Intéressons-nous au cas de Hafeez, par exemple. Hafeez est originaire de New Delhi en Inde. Il enseigne les beaux-arts à l’université. Son fils de six ans est atteint de mucoviscidose. Dans son pays, la mucoviscidose est pratiquement inconnue et les méthodes de traitement quasi inexistantes. Hafeez est convaincu que de nombreux Indiens meurent à cause de la mucoviscidose, mais que, du fait de la faible compréhension de la maladie en Inde, ils n’ont été ni diagnostiqués ni traités.

Si nous considérons que l’Inde a une population d’environ 1 milliard d’habitants, même si le pourcentage de personnes atteintes de mucoviscidose à la naissance n’était que de 1 centième de pourcent (0,0001% ou 1 sur 10 000), la population en cause représenterait tout de même 100 000 personnes. Si nous appliquions à l’échelle de l’Inde le ratio utilisé au Canada d’une personne sur 3 500 atteinte de mucoviscidose (soit 3 fois le pourcentage précédent), ce sont 300 000 personnes qui seraient potentiellement à prendre en compte. En comparaison, la population la plus importante connue à ce jour de personnes atteintes de mucoviscidose dans un pays donné est de 30 à 35 000 individus pour les États-Unis.

Si ces estimations concernant l’Inde sont peu ou prou proches de la réalité, cela signifie qu’il existe là-bas une immense population qui est atteinte et qui ne reçoit aucun traitement efficace. Des pays comme la Chine ou l’Indonésie sont dans des situations comparables. C’est là que le travail de la CFW est crucial, dans ses efforts pour essayer d’aider ces pays à combattre la mucoviscidose dans le futur.

L’impact réel de la mucoviscidose dans le monde est encore inconnu ; la voie suivie par la CFW permet de commencer à le découvrir. J’envisage cette organisation comme des « Nations Unies de la mucoviscidose », et dans ce cadre il est vital que nous supportions, financièrement et moralement, ses besoins et ses perspectives à la fois à la fois comme « nation » et comme « fondation ». Une autre idée intéressante, de ce point de vue, émise par la CFW, serait de créer une sorte de fonds de solidarité. Le nom que ce fonds pourrait porter n’a pas vraiment d’importance, l’objectif étant que les pays membres l’alimentent pour permettre à des délégués de certains pays membres qui n’en auraient pas normalement les moyens de participer aux réunions.

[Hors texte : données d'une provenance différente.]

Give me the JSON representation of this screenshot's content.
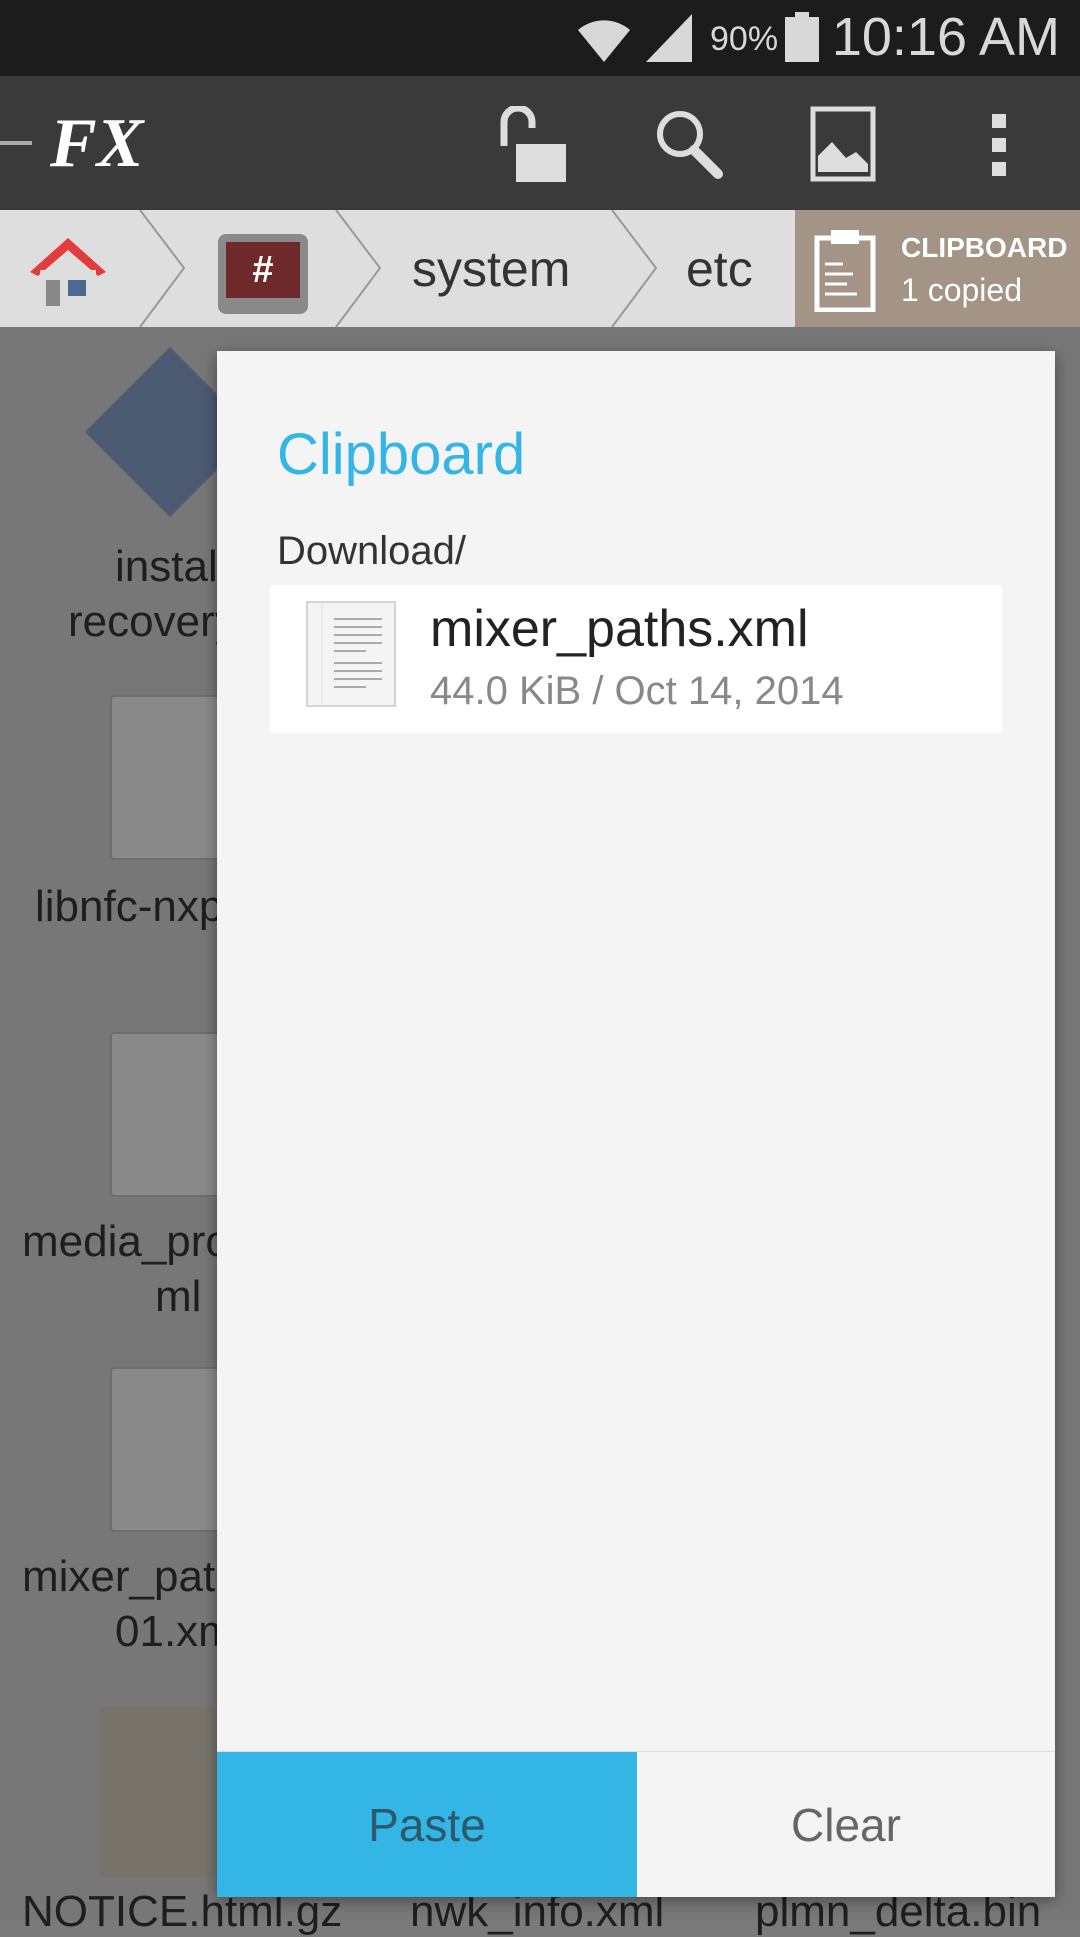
{
  "status_bar": {
    "battery": "90%",
    "time": "10:16 AM"
  },
  "toolbar": {
    "logo": "FX",
    "icons": [
      "unlock-icon",
      "search-icon",
      "image-icon",
      "overflow-menu-icon"
    ]
  },
  "breadcrumb": {
    "items": [
      "home",
      "root",
      "system",
      "etc"
    ]
  },
  "clipboard_button": {
    "title": "CLIPBOARD",
    "count": "1 copied"
  },
  "background_files": [
    "instal",
    "recovery",
    "libnfc-nxp",
    "media_pro",
    "ml",
    "mixer_pat",
    "01.xm",
    "NOTICE.html.gz",
    "nwk_info.xml",
    "plmn_delta.bin"
  ],
  "dialog": {
    "title": "Clipboard",
    "path": "Download/",
    "item": {
      "name": "mixer_paths.xml",
      "meta": "44.0 KiB / Oct 14, 2014"
    },
    "paste_label": "Paste",
    "clear_label": "Clear"
  },
  "colors": {
    "accent": "#33b5e5",
    "clipboard": "#a49486"
  }
}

C’est ainsi que Hafeez a pu venir à la conférence, tout comme Khatuna qui a joué un rôle clé dans le déploiement d’efforts pour créer une Fondation de la mucoviscidose en Géorgie et pour y implanter la clinique. Il y a également eu des suggestions pour que certains pays membres, plutôt que de contribuer au fonds, prennent en charge directement la venue de représentants de différents pays et fournissent ainsi une aide plus concrète.

Alors, suis-je optimiste à propos du futur de la CFW ? Et comment ! Avec ses membres du conseil en place associés à une vision et un programme d’avenir, c’est certainement une organisation qui mérite notre investissement et notre support.

Soit dit en passant, si nous pouvions aborder la mucoviscidose comme la police a pris en charge les hooligans dans les rues de Birmingham, nous serions tous en assez bonne forme. Honnêtement, la plupart des Britanniques ont été horrifiés et embarrassés par ces affrontements, sachant quelle mauvaise impression serait laissée sur les étrangers. Laissez-moi vous dire que nous avons été particulièrement bien traités par nos hôtes britanniques qui nous ont reçus comme des amis. Chapeau bas pour les policiers ! En moins d’une demi-heure, les choses étaient suffisamment calmes à l’extérieur pour que nous puissions nous balader autour des barricades mises en place par la police et sortir dîner dans un restaurant français… Bizarrement, les délégués britanniques étaient également présents. Leur unique commentaire a été : « C’est bon, le propriétaire est un Britannique. »

Nous leur avons fait parvenir deux bouteilles de vin, juste pour leur mettre un peu de baume au cœur. Je n’ai pas vérifié si le vin était français. Mais je ne crois pas que cela ait eu la moindre importance.